Bearing Gifts from Afar: Two Overlooked Christmas Plants
Posted in Interesting Plant Stories on December 23, 2013 by Amy Weiss
Amy Weiss is a curatorial assistant in The New York Botanical Garden’s William and Lynda Steere Herbarium, where she catalogues and preserves plant specimens from around the world.

Christmas is associated with so many different plants that it’s hard to imagine the holiday without them. There’s mistletoe (traditionally Viscum album), holly (Ilex species, usually I. aquifolium), poinsettia (Euphorbia pulcherrima) and, of course, the Christmas tree (species of Abies, Picea, or Pinus). But most people probably don’t realize that one of the central moments in the story of Christmas features plant products. They’re frankincense and myrrh, which along with gold were brought as gifts by the three kings (or wise men, or magi).
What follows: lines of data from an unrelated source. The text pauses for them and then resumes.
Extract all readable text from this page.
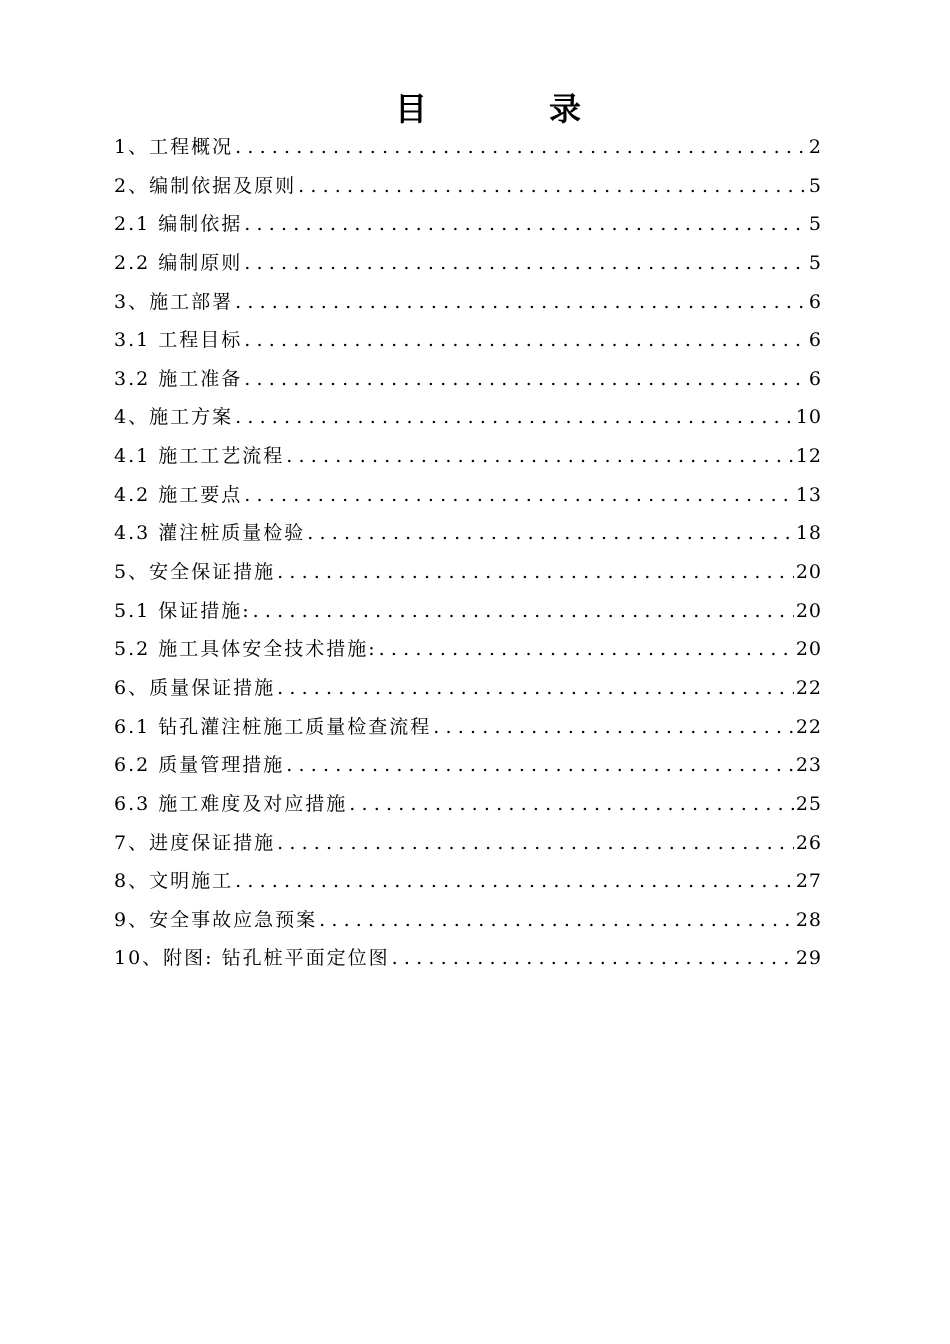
目	录
1、工程概况 .....	2
2、编制依据及原则 .....	5
2.1 编制依据 .....	5
2.2 编制原则 .....	5
3、施工部署 .....	6
3.1 工程目标 .....	6
3.2 施工准备 .....	6
4、施工方案 .....	10
4.1 施工工艺流程 .....	12
4.2 施工要点 .....	13
4.3 灌注桩质量检验 .....	18
5、安全保证措施 .....	20
5.1 保证措施: .....	20
5.2 施工具体安全技术措施: .....	20
6、质量保证措施 .....	22
6.1 钻孔灌注桩施工质量检查流程 .....	22
6.2 质量管理措施 .....	23
6.3 施工难度及对应措施 .....	25
7、进度保证措施 .....	26
8、文明施工 .....	27
9、安全事故应急预案 .....	28
10、附图: 钻孔桩平面定位图 .....	29
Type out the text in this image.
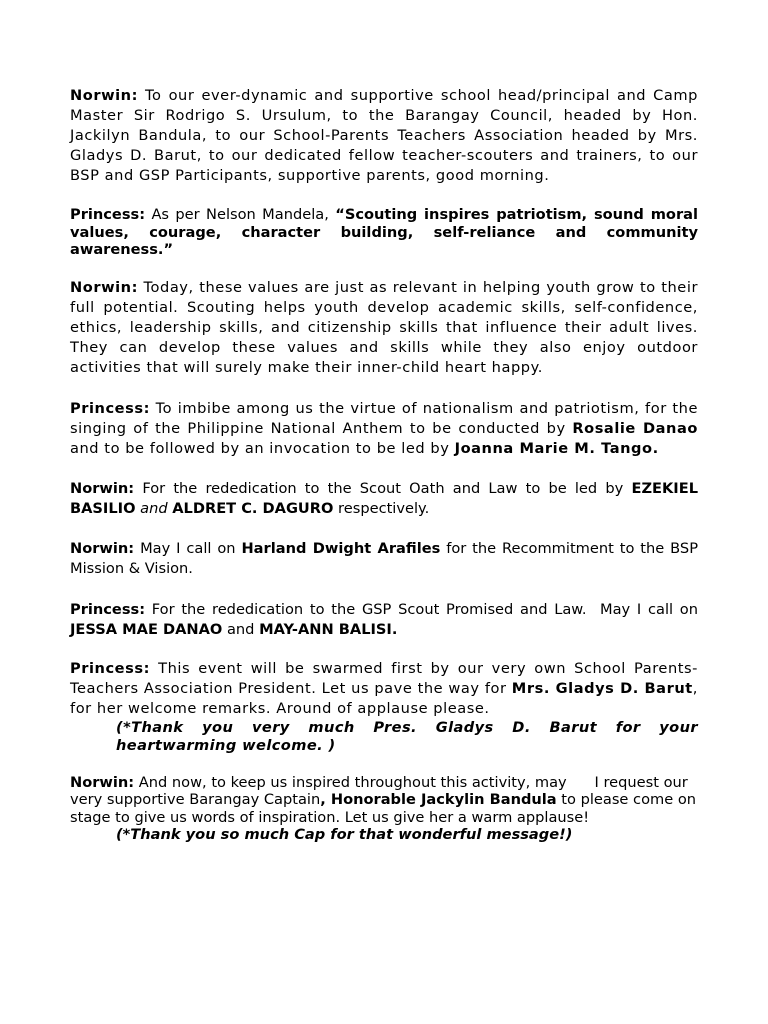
Norwin: To our ever-dynamic and supportive school head/principal and Camp Master Sir Rodrigo S. Ursulum, to the Barangay Council, headed by Hon. Jackilyn Bandula, to our School-Parents Teachers Association headed by Mrs. Gladys D. Barut, to our dedicated fellow teacher-scouters and trainers, to our BSP and GSP Participants, supportive parents, good morning.

Princess: As per Nelson Mandela, “Scouting inspires patriotism, sound moral values, courage, character building, self-reliance and community awareness.”

Norwin: Today, these values are just as relevant in helping youth grow to their full potential. Scouting helps youth develop academic skills, self-confidence, ethics, leadership skills, and citizenship skills that influence their adult lives. They can develop these values and skills while they also enjoy outdoor activities that will surely make their inner-child heart happy.

Princess: To imbibe among us the virtue of nationalism and patriotism, for the singing of the Philippine National Anthem to be conducted by Rosalie Danao and to be followed by an invocation to be led by Joanna Marie M. Tango.

Norwin: For the rededication to the Scout Oath and Law to be led by EZEKIEL BASILIO and ALDRET C. DAGURO respectively.

Norwin: May I call on Harland Dwight Arafiles for the Recommitment to the BSP Mission & Vision.

Princess: For the rededication to the GSP Scout Promised and Law.  May I call on JESSA MAE DANAO and MAY-ANN BALISI.

Princess: This event will be swarmed first by our very own School Parents-Teachers Association President. Let us pave the way for Mrs. Gladys D. Barut, for her welcome remarks. Around of applause please.
(*Thank you very much Pres. Gladys D. Barut for your heartwarming welcome. )

Norwin: And now, to keep us inspired throughout this activity, may      I request our very supportive Barangay Captain, Honorable Jackylin Bandula to please come on stage to give us words of inspiration. Let us give her a warm applause!
(*Thank you so much Cap for that wonderful message!)
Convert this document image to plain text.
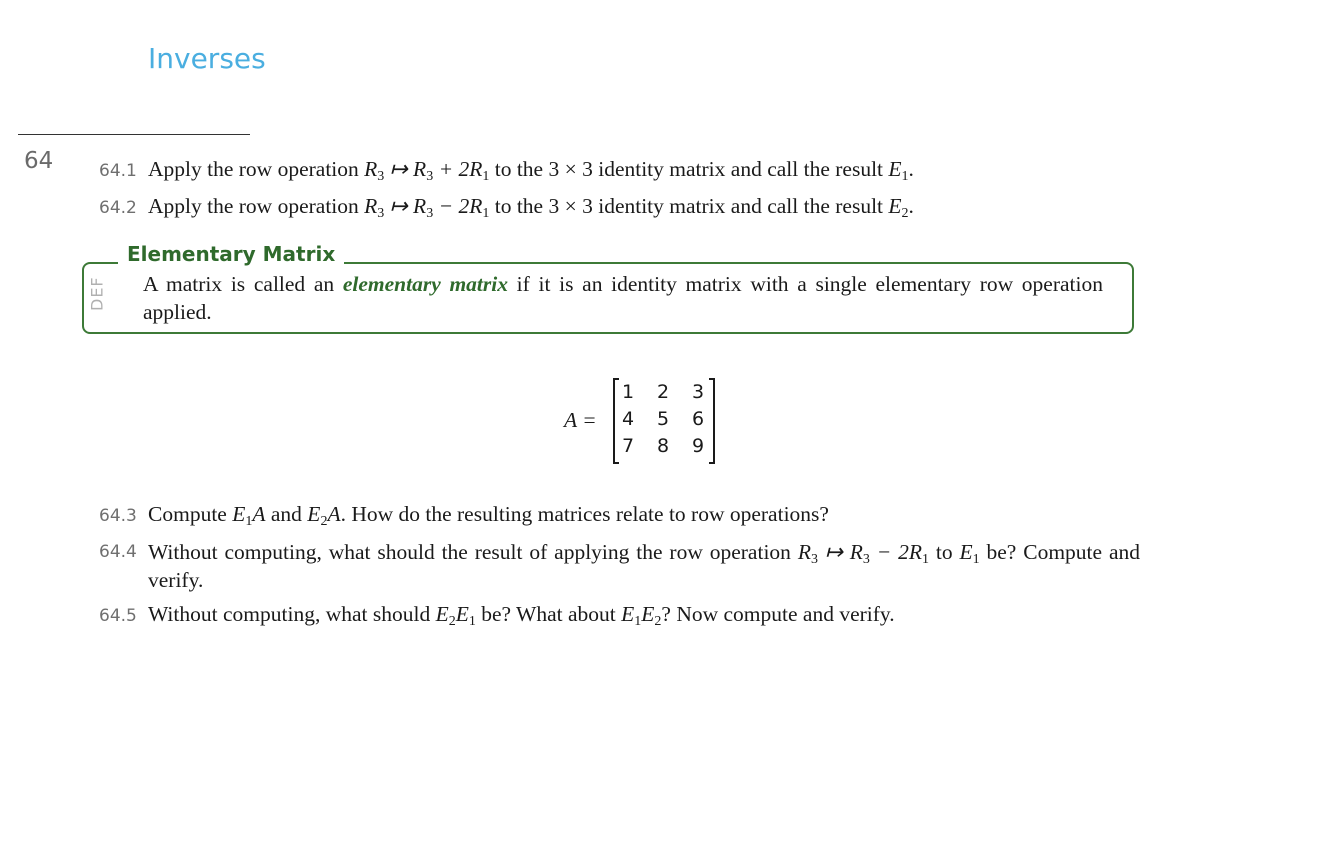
Inverses
64	64.1 Apply the row operation $R_3$ ↦ $R_3 + 2R_1$ to the 3 × 3 identity matrix and call the result $E_1$.
64.2 Apply the row operation $R_3$ ↦ $R_3 - 2R_1$ to the 3 × 3 identity matrix and call the result $E_2$.
Elementary Matrix
DEF A matrix is called an elementary matrix if it is an identity matrix with a single elementary row operation applied.
A =
1	2	3
4	5	6
7	8	9
64.3 Compute $E_1A$ and $E_2A$. How do the resulting matrices relate to row operations?
64.4 Without computing, what should the result of applying the row operation $R_3$ ↦ $R_3 - 2R_1$ to $E_1$ be? Compute and verify.
64.5 Without computing, what should $E_2E_1$ be? What about $E_1E_2$? Now compute and verify.
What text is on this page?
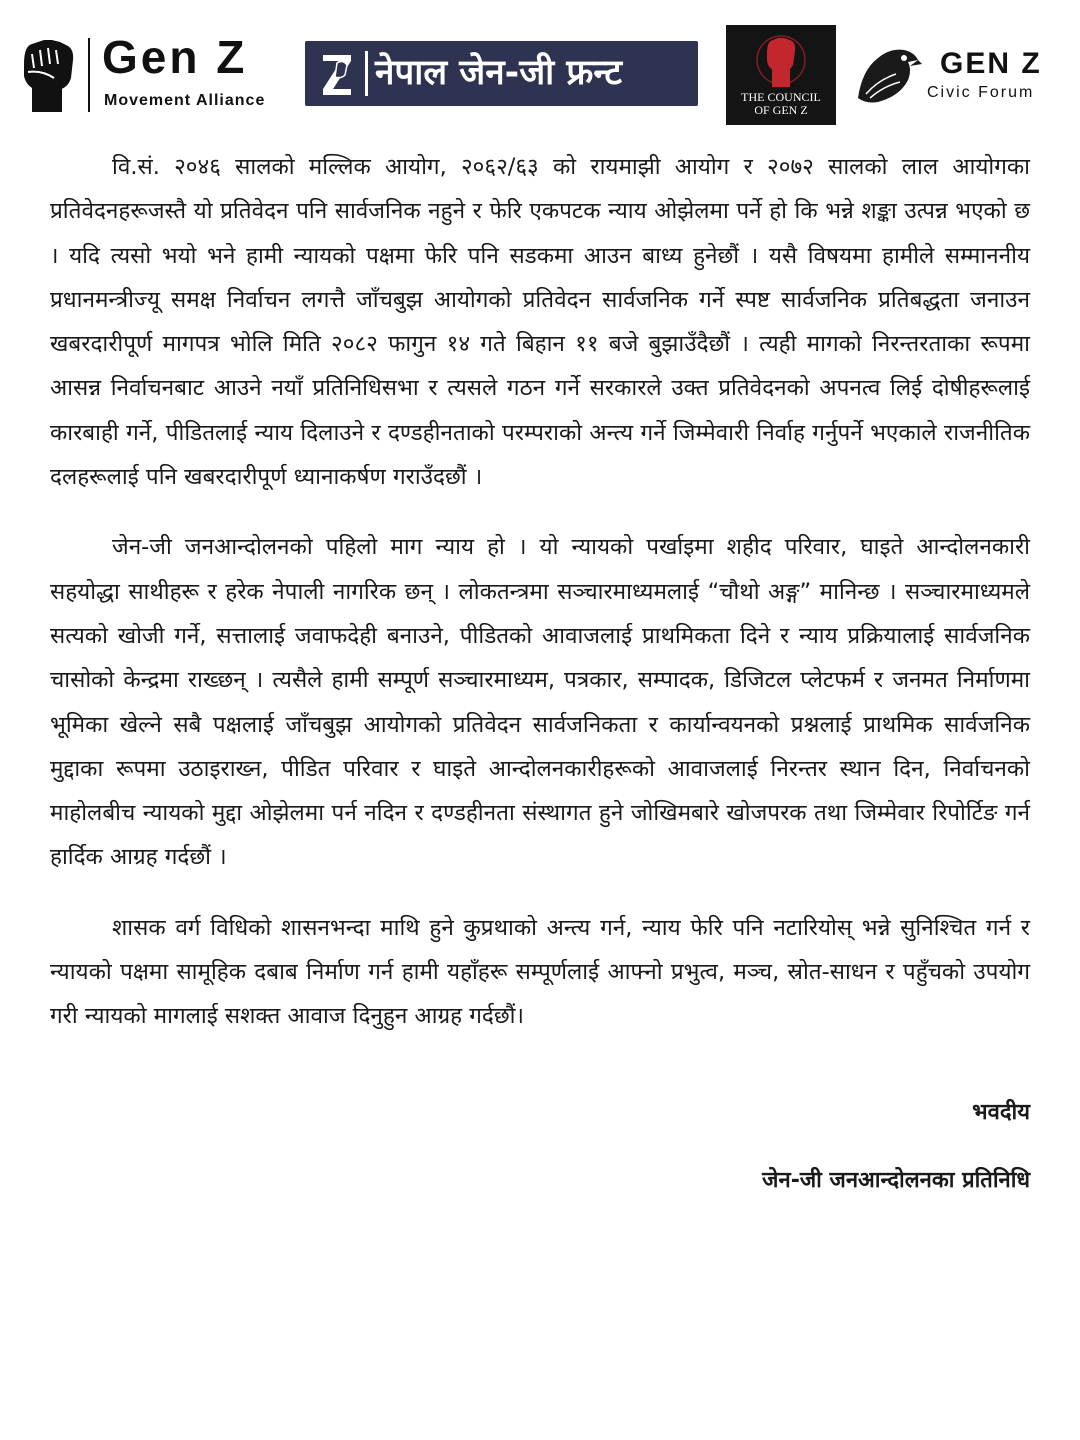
Gen Z
Movement Alliance
नेपाल जेन-जी फ्रन्ट
THE COUNCIL
OF GEN Z
GEN Z
Civic Forum

वि.सं. २०४६ सालको मल्लिक आयोग, २०६२/६३ को रायमाझी आयोग र २०७२ सालको लाल आयोगका प्रतिवेदनहरूजस्तै यो प्रतिवेदन पनि सार्वजनिक नहुने र फेरि एकपटक न्याय ओझेलमा पर्ने हो कि भन्ने शङ्का उत्पन्न भएको छ । यदि त्यसो भयो भने हामी न्यायको पक्षमा फेरि पनि सडकमा आउन बाध्य हुनेछौं । यसै विषयमा हामीले सम्माननीय प्रधानमन्त्रीज्यू समक्ष निर्वाचन लगत्तै जाँचबुझ आयोगको प्रतिवेदन सार्वजनिक गर्ने स्पष्ट सार्वजनिक प्रतिबद्धता जनाउन खबरदारीपूर्ण मागपत्र भोलि मिति २०८२ फागुन १४ गते बिहान ११ बजे बुझाउँदैछौं । त्यही मागको निरन्तरताका रूपमा आसन्न निर्वाचनबाट आउने नयाँ प्रतिनिधिसभा र त्यसले गठन गर्ने सरकारले उक्त प्रतिवेदनको अपनत्व लिई दोषीहरूलाई कारबाही गर्ने, पीडितलाई न्याय दिलाउने र दण्डहीनताको परम्पराको अन्त्य गर्ने जिम्मेवारी निर्वाह गर्नुपर्ने भएकाले राजनीतिक दलहरूलाई पनि खबरदारीपूर्ण ध्यानाकर्षण गराउँदछौं ।

जेन-जी जनआन्दोलनको पहिलो माग न्याय हो । यो न्यायको पर्खाइमा शहीद परिवार, घाइते आन्दोलनकारी सहयोद्धा साथीहरू र हरेक नेपाली नागरिक छन् । लोकतन्त्रमा सञ्चारमाध्यमलाई “चौथो अङ्ग” मानिन्छ । सञ्चारमाध्यमले सत्यको खोजी गर्ने, सत्तालाई जवाफदेही बनाउने, पीडितको आवाजलाई प्राथमिकता दिने र न्याय प्रक्रियालाई सार्वजनिक चासोको केन्द्रमा राख्छन् । त्यसैले हामी सम्पूर्ण सञ्चारमाध्यम, पत्रकार, सम्पादक, डिजिटल प्लेटफर्म र जनमत निर्माणमा भूमिका खेल्ने सबै पक्षलाई जाँचबुझ आयोगको प्रतिवेदन सार्वजनिकता र कार्यान्वयनको प्रश्नलाई प्राथमिक सार्वजनिक मुद्दाका रूपमा उठाइराख्न, पीडित परिवार र घाइते आन्दोलनकारीहरूको आवाजलाई निरन्तर स्थान दिन, निर्वाचनको माहोलबीच न्यायको मुद्दा ओझेलमा पर्न नदिन र दण्डहीनता संस्थागत हुने जोखिमबारे खोजपरक तथा जिम्मेवार रिपोर्टिङ गर्न हार्दिक आग्रह गर्दछौं ।

शासक वर्ग विधिको शासनभन्दा माथि हुने कुप्रथाको अन्त्य गर्न, न्याय फेरि पनि नटारियोस् भन्ने सुनिश्चित गर्न र न्यायको पक्षमा सामूहिक दबाब निर्माण गर्न हामी यहाँहरू सम्पूर्णलाई आफ्नो प्रभुत्व, मञ्च, स्रोत-साधन र पहुँचको उपयोग गरी न्यायको मागलाई सशक्त आवाज दिनुहुन आग्रह गर्दछौं।

भवदीय
जेन-जी जनआन्दोलनका प्रतिनिधि
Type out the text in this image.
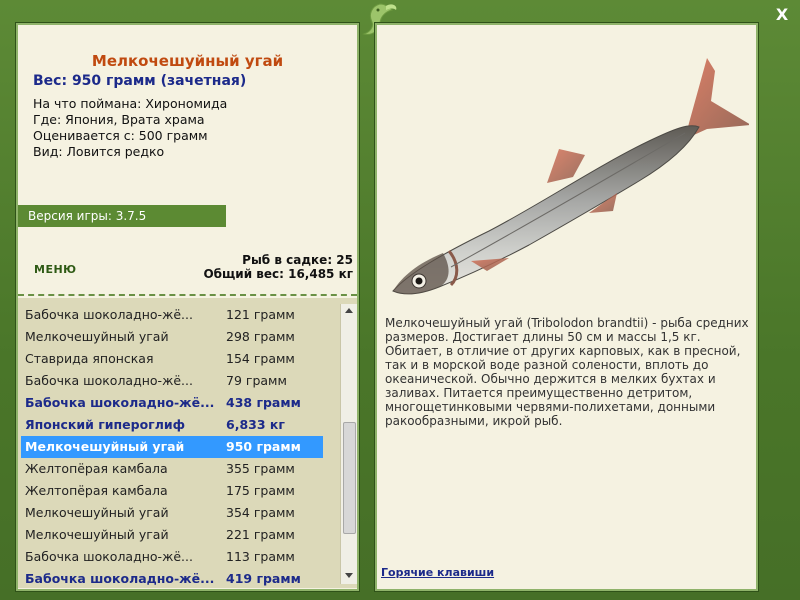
X
Мелкочешуйный угай
Вес: 950 грамм (зачетная)
На что поймана: Хирономида
Где: Япония, Врата храма
Оценивается с: 500 грамм
Вид: Ловится редко
Версия игры: 3.7.5
МЕНЮ
Рыб в садке: 25
Общий вес: 16,485 кг
Бабочка шоколадно-жё...	121 грамм
Мелкочешуйный угай	298 грамм
Ставрида японская	154 грамм
Бабочка шоколадно-жё...	79 грамм
Бабочка шоколадно-жё... 438 грамм
Японский гипероглиф	6,833 кг
Мелкочешуйный угай	950 грамм
Желтопёрая камбала	355 грамм
Желтопёрая камбала	175 грамм
Мелкочешуйный угай	354 грамм
Мелкочешуйный угай	221 грамм
Бабочка шоколадно-жё...	113 грамм
Бабочка шоколадно-жё... 419 грамм
Мелкочешуйный угай (Tribolodon brandtii) - рыба средних размеров. Достигает длины 50 см и массы 1,5 кг. Обитает, в отличие от других карповых, как в пресной, так и в морской воде разной солености, вплоть до океанической. Обычно держится в мелких бухтах и заливах. Питается преимущественно детритом, многощетинковыми червями-полихетами, донными ракообразными, икрой рыб.
Горячие клавиши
In our collection in the William and Lynda Steere Herbarium, we have samples of both frankincense and myrrh, which were used throughout history as perfume, incense, and medicine and were considered precious gifts. Both are gum resins collected from small trees in the family Burseraceae, also known as the torchwood family because the wood and resin burn so well. The periderm (outer bark) of the trees is peeled back or cut, and the resin flows to the wounded surface, where it dries and is scraped off.